Eventually, after she had been off work for over a year, the school sought clarification as to when she might be able to return to work and what adjustments it could make to facilitate her return. However, the school had difficulty getting this information. The employee refused to attend a meeting to discuss her prognosis because she felt the meeting might upset her. She was asked to provide the information in writing, which she did in a questionnaire. However, the employee replied to key questions about timescales and barriers to a return to work by referring the school back to her GP, who did not feel confident about when she might be able to return to work.
She was subsequently dismissed for medical incapacity. At this point there was nothing to indicate to the employer that a return to work was likely in the near term. At an internal appeal the employee, however, presented a fit note from her GP which indicated that her return to work was imminent.
The employer believed that the medical information was inconsistent, and was suspicious of the sudden appearance of a more positive diagnosis in a fit note and dismissed the internal appeal.
The employee then brought a number of claims including claims for unfair dismissal and disability discrimination, which she won. The Employment Appeal Tribunal, however, allowed an appeal by the school.
The employee then appealed to the Court of Appeal. Allowing the appeal, the Court of Appeal said the case could fairly be regarded as near the borderline because of the length of the employee’s absence and the unsatisfactory nature of the evidence about when she might be fit to return. But the essential point, it said, is that by the time of the internal appeal hearing there was some evidence, albeit not wholly satisfactory, that she was now fit to return. For this reason it was open to the Tribunal to hold that it was disproportionate/unreasonable for the school to disregard that evidence without at least a further assessment by its own occupational health advisers.

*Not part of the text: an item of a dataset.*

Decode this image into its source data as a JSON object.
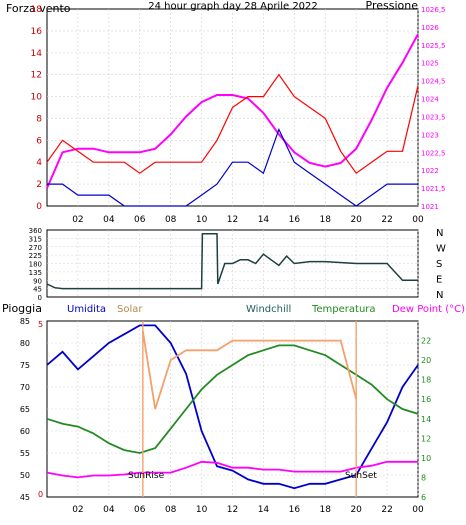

Impact of long term sickness absence
The Court also said that the severity of the impact on the employer of the continuing absence of an employee who is on long-term sickness absence must be a significant element in the balance that determines the point at which their dismissal becomes justified, and it is not unreasonable for a tribunal to expect some evidence on that subject. What kind of evidence is appropriate, the Court said, will depend on the case. Where it is obvious that the impact is very severe a general statement to that effect will suffice. However, where it is less evident, the employer will need to give more particularised evidence of the kinds of difficulty that the absence is causing. In this case no evidence had been provided to the tribunal on the impact on the employer.